Для любого, кто наблюдал историю болезни, из-за которой «так быстро это яркое существо пришло в смятение», и кто знает, как близко его предмет часто, возможно, всю свою жизнь, был к той вечности, которая занимала так много его мыслей и желаний, и тайны которой так скоро должны были открыться его юным глазам, в этом рассказе есть нечто очень трогательное. Такое состояние здоровья усиливало и способствовало возникновению, благодаря ощущениям, свойственным такому состоянию, той привычной серьезности мысли, того трезвого суждения и той склонности смотреть на истинную жизнь вещей — той глубокой, но мягкой и спокойной печали и того случайного падения духа, которые делают его благородную и сильную внутреннюю природу, его решительный ум, гораздо более впечатляющими и привлекательными.

Это чувство личной незащищенности — того, что жизнь готова ускользнуть, — ощущение, что этот мир и его процессы, его могучие интересы и тонкие радости готовы быть закрыты в одно мгновение, — это инстинктивное опасение опасности бурного телесного наслаждения — все это склоняло его «ходить мягко» и удерживало от многого зла, которое есть в мире, и помогало ему жить трезво, праведно и благочестиво даже в яркие и богатые годы его юности. Его способность отдаваться поиску абсолютной истины и созерцанию Высшего блага должна была быть усилена этой же организацией. Но все это тонкое чувство, эта острота чувств, скорее, ускоряли энергию и пыл внутренней души — того τι θερμόν πρᾶγμα, которое горело внутри.

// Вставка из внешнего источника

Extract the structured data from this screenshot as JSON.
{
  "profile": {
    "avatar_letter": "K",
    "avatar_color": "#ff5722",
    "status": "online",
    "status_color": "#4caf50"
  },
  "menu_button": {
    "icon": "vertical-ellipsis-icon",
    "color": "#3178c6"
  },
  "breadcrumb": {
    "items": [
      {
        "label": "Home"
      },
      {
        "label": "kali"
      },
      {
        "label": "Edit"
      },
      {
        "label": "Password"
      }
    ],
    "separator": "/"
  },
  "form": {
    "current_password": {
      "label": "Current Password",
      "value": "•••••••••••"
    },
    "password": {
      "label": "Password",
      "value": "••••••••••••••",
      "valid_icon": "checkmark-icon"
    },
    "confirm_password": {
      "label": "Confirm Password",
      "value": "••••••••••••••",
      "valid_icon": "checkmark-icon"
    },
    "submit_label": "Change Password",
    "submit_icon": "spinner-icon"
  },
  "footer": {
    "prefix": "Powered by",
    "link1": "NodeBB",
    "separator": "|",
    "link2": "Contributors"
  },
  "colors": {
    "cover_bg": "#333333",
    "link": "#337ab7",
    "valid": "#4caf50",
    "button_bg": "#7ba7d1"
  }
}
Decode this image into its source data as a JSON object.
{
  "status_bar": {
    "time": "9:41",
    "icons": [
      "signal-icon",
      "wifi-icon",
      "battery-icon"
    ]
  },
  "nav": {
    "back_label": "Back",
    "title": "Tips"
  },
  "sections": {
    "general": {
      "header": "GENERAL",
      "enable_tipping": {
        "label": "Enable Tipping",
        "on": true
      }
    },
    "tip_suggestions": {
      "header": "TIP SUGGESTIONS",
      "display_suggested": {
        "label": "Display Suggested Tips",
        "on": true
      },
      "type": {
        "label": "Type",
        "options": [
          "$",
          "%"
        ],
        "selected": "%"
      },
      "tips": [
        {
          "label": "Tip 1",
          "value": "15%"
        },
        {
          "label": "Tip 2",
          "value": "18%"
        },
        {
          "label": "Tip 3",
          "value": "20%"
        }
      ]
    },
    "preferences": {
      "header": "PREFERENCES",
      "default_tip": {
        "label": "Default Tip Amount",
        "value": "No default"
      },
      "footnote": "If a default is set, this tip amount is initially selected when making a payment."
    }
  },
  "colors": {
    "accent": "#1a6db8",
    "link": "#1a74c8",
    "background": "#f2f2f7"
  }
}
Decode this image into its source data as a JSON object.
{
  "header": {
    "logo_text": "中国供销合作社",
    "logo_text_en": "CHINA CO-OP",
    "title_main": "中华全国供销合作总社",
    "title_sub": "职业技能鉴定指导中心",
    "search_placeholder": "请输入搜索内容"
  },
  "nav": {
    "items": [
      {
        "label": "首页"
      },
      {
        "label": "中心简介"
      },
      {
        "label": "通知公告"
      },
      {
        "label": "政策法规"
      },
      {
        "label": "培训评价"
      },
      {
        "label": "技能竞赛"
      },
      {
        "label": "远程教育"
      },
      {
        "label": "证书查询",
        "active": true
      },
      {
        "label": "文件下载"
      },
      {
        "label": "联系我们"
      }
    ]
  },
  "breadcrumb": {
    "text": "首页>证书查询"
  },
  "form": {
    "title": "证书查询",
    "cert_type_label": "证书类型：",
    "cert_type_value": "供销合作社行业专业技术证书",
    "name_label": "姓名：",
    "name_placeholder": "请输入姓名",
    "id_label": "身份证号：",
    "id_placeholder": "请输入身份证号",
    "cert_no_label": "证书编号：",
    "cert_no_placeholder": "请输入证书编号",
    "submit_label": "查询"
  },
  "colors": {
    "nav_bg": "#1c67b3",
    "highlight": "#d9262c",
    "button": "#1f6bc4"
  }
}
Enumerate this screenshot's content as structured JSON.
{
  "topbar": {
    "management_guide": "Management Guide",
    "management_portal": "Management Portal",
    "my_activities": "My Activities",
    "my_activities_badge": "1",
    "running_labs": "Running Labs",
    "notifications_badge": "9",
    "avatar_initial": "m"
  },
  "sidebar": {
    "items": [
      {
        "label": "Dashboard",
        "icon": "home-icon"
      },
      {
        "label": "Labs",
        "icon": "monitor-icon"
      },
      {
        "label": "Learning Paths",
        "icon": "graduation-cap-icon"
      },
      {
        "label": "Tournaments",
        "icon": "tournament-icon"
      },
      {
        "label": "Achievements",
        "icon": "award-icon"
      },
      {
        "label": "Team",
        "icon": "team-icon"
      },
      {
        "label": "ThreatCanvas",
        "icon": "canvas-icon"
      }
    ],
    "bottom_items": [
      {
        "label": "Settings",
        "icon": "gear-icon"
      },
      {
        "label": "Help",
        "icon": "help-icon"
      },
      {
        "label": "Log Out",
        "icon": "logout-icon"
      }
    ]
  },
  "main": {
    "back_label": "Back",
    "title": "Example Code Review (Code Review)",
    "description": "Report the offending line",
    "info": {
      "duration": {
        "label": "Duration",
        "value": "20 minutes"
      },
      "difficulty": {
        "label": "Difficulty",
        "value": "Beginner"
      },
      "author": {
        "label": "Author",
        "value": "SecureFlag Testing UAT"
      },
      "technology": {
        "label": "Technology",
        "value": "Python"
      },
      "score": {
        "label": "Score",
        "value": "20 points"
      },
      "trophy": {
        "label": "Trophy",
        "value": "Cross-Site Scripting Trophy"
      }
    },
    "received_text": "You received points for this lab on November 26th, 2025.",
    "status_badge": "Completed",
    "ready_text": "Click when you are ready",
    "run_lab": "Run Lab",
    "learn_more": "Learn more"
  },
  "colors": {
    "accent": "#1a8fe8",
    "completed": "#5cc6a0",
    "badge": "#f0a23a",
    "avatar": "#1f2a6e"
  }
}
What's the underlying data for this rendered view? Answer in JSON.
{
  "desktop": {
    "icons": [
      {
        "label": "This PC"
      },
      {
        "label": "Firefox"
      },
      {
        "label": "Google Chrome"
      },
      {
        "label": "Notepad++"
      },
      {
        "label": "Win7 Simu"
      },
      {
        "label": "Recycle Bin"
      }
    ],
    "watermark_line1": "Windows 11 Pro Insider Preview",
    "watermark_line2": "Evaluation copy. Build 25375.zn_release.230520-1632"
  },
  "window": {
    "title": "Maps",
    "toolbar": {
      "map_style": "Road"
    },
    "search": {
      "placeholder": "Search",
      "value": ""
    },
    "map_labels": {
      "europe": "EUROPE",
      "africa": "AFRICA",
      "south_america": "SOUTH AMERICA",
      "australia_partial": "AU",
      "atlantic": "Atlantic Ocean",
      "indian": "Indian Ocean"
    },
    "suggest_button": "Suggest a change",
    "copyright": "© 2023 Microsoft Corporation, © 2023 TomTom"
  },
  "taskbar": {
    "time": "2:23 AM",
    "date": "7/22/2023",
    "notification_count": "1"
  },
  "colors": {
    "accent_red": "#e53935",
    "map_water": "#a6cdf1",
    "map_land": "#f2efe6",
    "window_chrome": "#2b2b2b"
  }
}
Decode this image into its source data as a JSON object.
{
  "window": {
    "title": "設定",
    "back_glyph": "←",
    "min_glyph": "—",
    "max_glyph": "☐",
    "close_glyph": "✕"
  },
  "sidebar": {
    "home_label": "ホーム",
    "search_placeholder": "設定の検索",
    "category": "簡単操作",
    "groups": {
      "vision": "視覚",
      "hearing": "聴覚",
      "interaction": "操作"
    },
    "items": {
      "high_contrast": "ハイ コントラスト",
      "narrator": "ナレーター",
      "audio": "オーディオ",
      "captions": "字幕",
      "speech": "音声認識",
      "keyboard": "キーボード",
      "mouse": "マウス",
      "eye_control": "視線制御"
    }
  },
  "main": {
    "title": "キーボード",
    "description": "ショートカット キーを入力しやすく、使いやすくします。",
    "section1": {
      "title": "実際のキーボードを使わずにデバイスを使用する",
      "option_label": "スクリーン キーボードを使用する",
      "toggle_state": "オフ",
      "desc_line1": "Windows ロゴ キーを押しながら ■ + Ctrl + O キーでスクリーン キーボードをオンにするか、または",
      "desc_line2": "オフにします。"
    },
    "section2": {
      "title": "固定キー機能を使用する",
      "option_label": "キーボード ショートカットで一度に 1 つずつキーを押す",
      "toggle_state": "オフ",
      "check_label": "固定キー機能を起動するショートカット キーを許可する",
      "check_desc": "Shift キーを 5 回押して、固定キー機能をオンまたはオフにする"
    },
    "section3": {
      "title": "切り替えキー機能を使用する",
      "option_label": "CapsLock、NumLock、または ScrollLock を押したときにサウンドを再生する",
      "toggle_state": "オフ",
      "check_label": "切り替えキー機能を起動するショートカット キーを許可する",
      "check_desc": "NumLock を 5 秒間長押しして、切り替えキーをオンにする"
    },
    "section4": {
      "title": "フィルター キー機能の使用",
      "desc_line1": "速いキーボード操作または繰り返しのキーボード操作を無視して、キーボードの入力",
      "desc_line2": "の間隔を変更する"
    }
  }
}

В причудливых словах Воэна это было «мужество с женским оком». Эти два состояния, как мы уже говорили, должны были сделать его поистине дорогим. И по прекрасному закону жизни, имея тот орган, из которого исходят жизненные силы, в состоянии своего рода постоянной близости к страданию и, таким образом, будучи подверженным боли, он легче сопереживал другим — был более восприимчив к их боли — более наполнен сочувствием.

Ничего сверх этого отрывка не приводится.